Nastolatkowie według informacji służb byli również zafascynowali zamachami dokonaniami przez Brentona Tarranta w Christchurch (Nowa Zelandia) i Timothy'ego McVeigha w Stanach Zjednoczonych.
W Nowej Zelandii w 2019 roku Tarrant dokonał ataków na meczety, zabijając 51 osób, a kolejnych kilkadziesiąt raniąc. Na broni, z której korzystał, były wypisane daty różnych bitew, np. Bitwy pod Wiedniem. Wówczas to w 1683 roku wojska pod dowództwem polskiego króla Jana III Sobieskiego odparły wojska osmańskie.
Z kolei Timothy McVeigh przeprowadził w 1995 roku zamach Oklahoma City, w którym śmierć poniosło 168 osób, a 680 zostało rannych.
Rosyjskie wątki w tle? Adam Bodnar zabrał głos
O sprawę planowanego zamachu dziennikarze zapytali przebywającego w Luksemburgu prokuratora generalnego Adama Bodnara.
Minister sprawiedliwości powiedział, że na tym etapie trudno przesądzić powiązania rosyjskie.
- Natomiast pamiętajmy, że w przypadku różnych aktów dywersyjnych, które były podejmowane na terenie Polski, to nie były tylko akty przygotowywane przez ludzi, którzy zostali wysłani przez służby rosyjskie, ale także osoby pozyskiwane poprzez media społecznościowe (...), żeby dokonali jakichś działań - zaznaczył. - Tego typu metoda działania mogła mieć także miejsce w tym przypadku - zauważył.

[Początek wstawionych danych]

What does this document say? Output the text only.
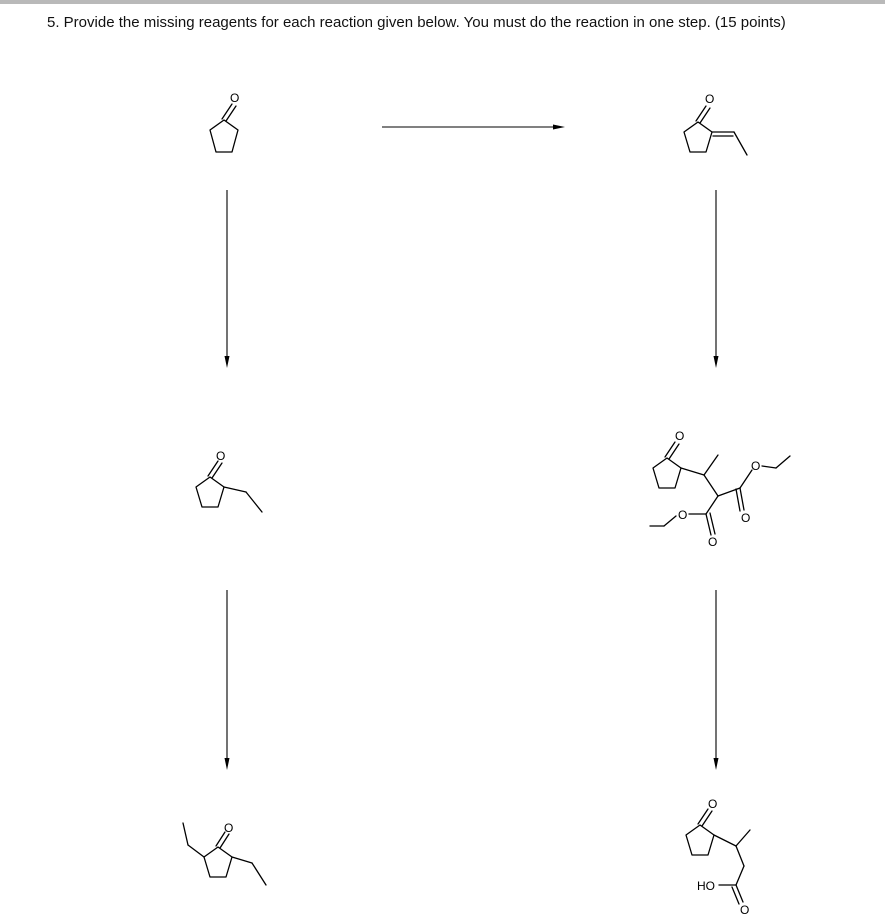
5. Provide the missing reagents for each reaction given below. You must do the reaction in one step. (15 points)
O	O
O
O
O
O
O
O
O
O
O
HO
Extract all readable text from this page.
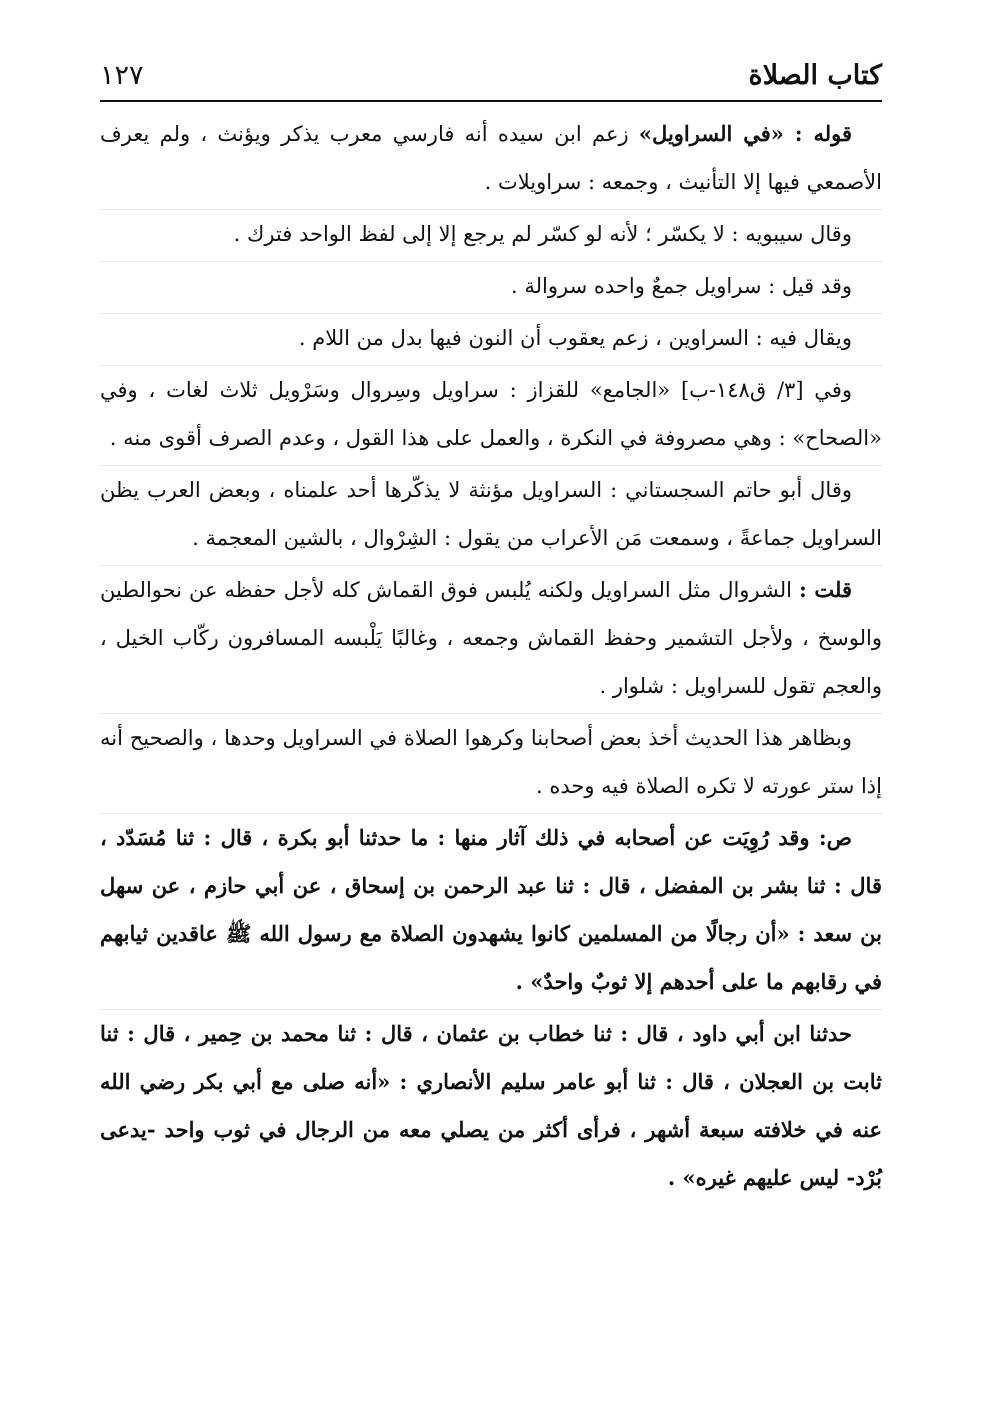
كتاب الصلاة
١٢٧

قوله : «في السراويل» زعم ابن سيده أنه فارسي معرب يذكر ويؤنث ، ولم يعرف الأصمعي فيها إلا التأنيث ، وجمعه : سراويلات .

وقال سيبويه : لا يكسّر ؛ لأنه لو كسّر لم يرجع إلا إلى لفظ الواحد فترك .

وقد قيل : سراويل جمعٌ واحده سروالة .

ويقال فيه : السراوين ، زعم يعقوب أن النون فيها بدل من اللام .

وفي [٣/ ق١٤٨-ب] «الجامع» للقزاز : سراويل وسِروال وسَرْويل ثلاث لغات ، وفي «الصحاح» : وهي مصروفة في النكرة ، والعمل على هذا القول ، وعدم الصرف أقوى منه .

وقال أبو حاتم السجستاني : السراويل مؤنثة لا يذكّرها أحد علمناه ، وبعض العرب يظن السراويل جماعةً ، وسمعت مَن الأعراب من يقول : الشِرْوال ، بالشين المعجمة .

قلت : الشروال مثل السراويل ولكنه يُلبس فوق القماش كله لأجل حفظه عن نحوالطين والوسخ ، ولأجل التشمير وحفظ القماش وجمعه ، وغالبًا يَلْبسه المسافرون ركّاب الخيل ، والعجم تقول للسراويل : شلوار .

وبظاهر هذا الحديث أخذ بعض أصحابنا وكرهوا الصلاة في السراويل وحدها ، والصحيح أنه إذا ستر عورته لا تكره الصلاة فيه وحده .

ص: وقد رُوِيَت عن أصحابه في ذلك آثار منها : ما حدثنا أبو بكرة ، قال : ثنا مُسَدّد ، قال : ثنا بشر بن المفضل ، قال : ثنا عبد الرحمن بن إسحاق ، عن أبي حازم ، عن سهل بن سعد : «أن رجالًا من المسلمين كانوا يشهدون الصلاة مع رسول الله ﷺ عاقدين ثيابهم في رقابهم ما على أحدهم إلا ثوبٌ واحدٌ» .

حدثنا ابن أبي داود ، قال : ثنا خطاب بن عثمان ، قال : ثنا محمد بن حِمير ، قال : ثنا ثابت بن العجلان ، قال : ثنا أبو عامر سليم الأنصاري : «أنه صلى مع أبي بكر رضي الله عنه في خلافته سبعة أشهر ، فرأى أكثر من يصلي معه من الرجال في ثوب واحد -يدعى بُرْد- ليس عليهم غيره» .
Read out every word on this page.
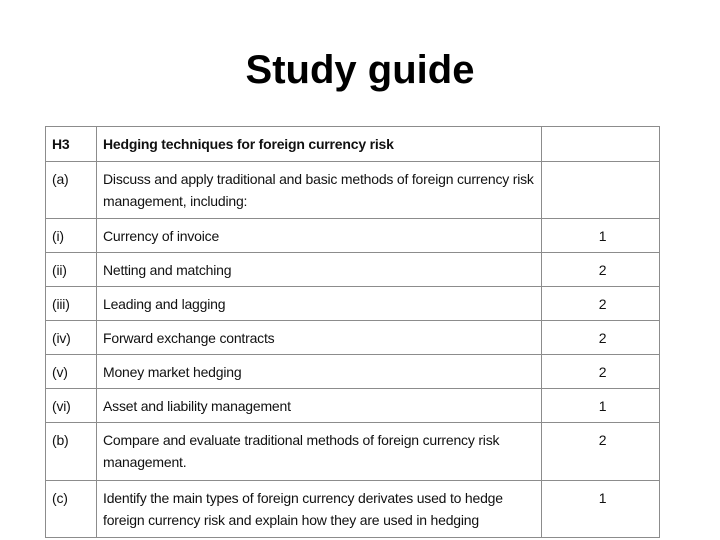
Study guide
H3	Hedging techniques for foreign currency risk	
(a)	Discuss and apply traditional and basic methods of foreign currency risk management, including:	
(i)	Currency of invoice	1
(ii)	Netting and matching	2
(iii)	Leading and lagging	2
(iv)	Forward exchange contracts	2
(v)	Money market hedging	2
(vi)	Asset and liability management	1
(b)	Compare and evaluate traditional methods of foreign currency risk management.	2
(c)	Identify the main types of foreign currency derivates used to hedge foreign currency risk and explain how they are used in hedging	1
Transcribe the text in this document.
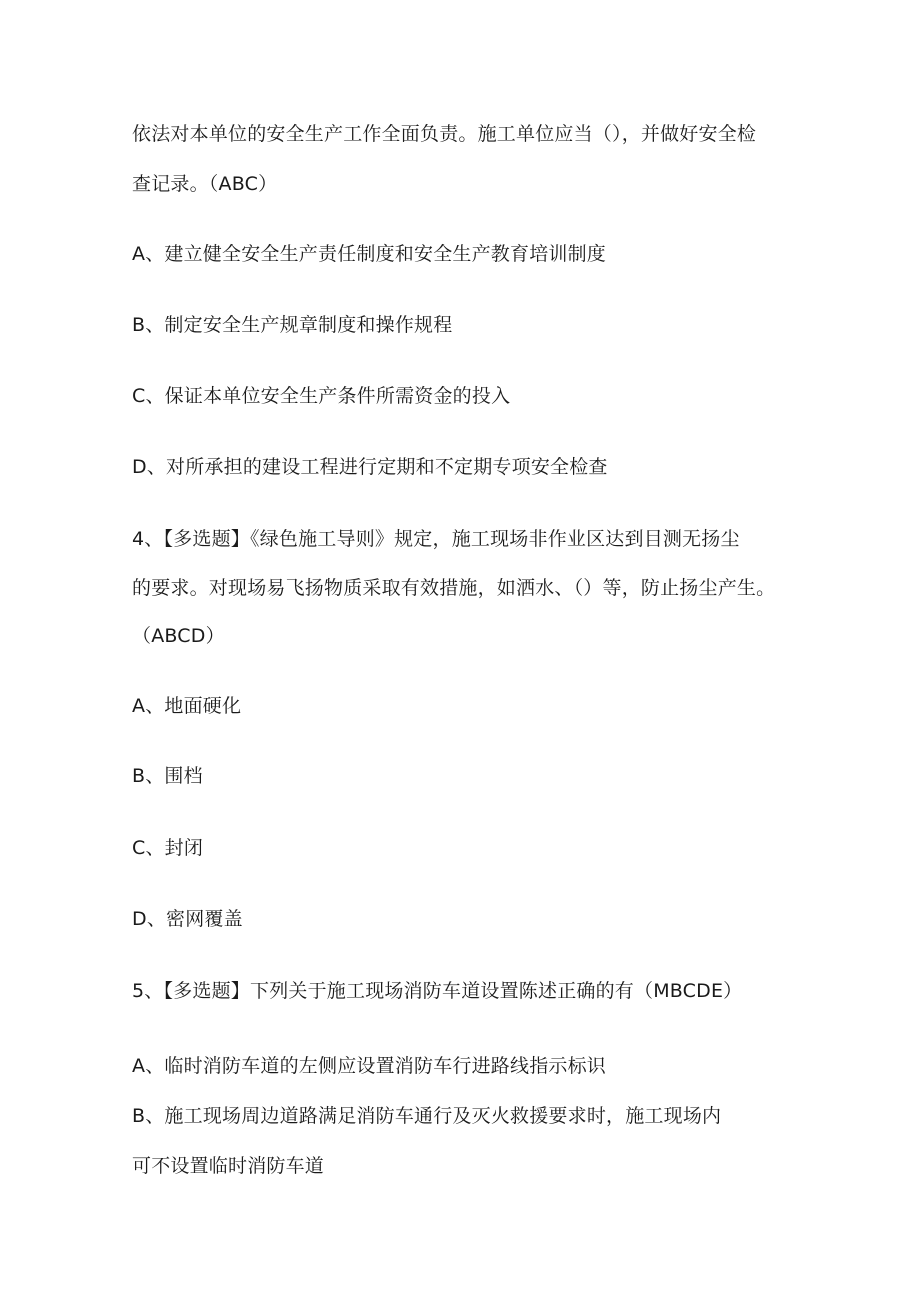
依法对本单位的安全生产工作全面负责。施工单位应当（），并做好安全检
查记录。（ABC）
A、建立健全安全生产责任制度和安全生产教育培训制度
B、制定安全生产规章制度和操作规程
C、保证本单位安全生产条件所需资金的投入
D、对所承担的建设工程进行定期和不定期专项安全检查
4、【多选题】《绿色施工导则》规定，施工现场非作业区达到目测无扬尘
的要求。对现场易飞扬物质采取有效措施，如洒水、（）等，防止扬尘产生。
（ABCD）
A、地面硬化
B、围档
C、封闭
D、密网覆盖
5、【多选题】下列关于施工现场消防车道设置陈述正确的有（MBCDE）
A、临时消防车道的左侧应设置消防车行进路线指示标识
B、施工现场周边道路满足消防车通行及灭火救援要求时，施工现场内
可不设置临时消防车道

Według Bodnara rosyjskie metody obejmują "pozyskiwanie ludzi z wewnątrz danego państwa, czy to obywateli danego państwa, czy osoby ze środowisk migrantów, czy nawet uchodźców". - Często za odpłatnością, a czasami po prostu wykorzystując naiwność danej osoby - dodał.
Minister zaznaczył, że "w zasadzie nie ma tygodnia, kiedy nie pojawiałaby się nowa sprawa - czy to dotycząca przesyłek tych kontrolowanych z materiałami zapalającymi, czy sprawy podpaleń, czy właśnie przygotowywania się do podejmowania jakichś działań sabotażowych, dywersyjnych, czy właśnie szpiegowskich".
- To jest kolejna sprawa, w której widzimy co się zmieniło w Polsce w ciągu ostatnich kilku lat - podkreślił Bodnar. - Musimy sobie uświadomić, że to oddziaływanie rosyjskie jest już teraz i będzie cały czas się pogłębiało - dodał.
- I jeszcze kilka lat temu te sprawy dotyczące działalności szpiegowskiej, dywersyjnej, sabotażowej były dosłownie pojedyncze - zaznaczył. Tymczasem - jak dodał Bodnar - teraz te sprawy są liczone w dziesiątki.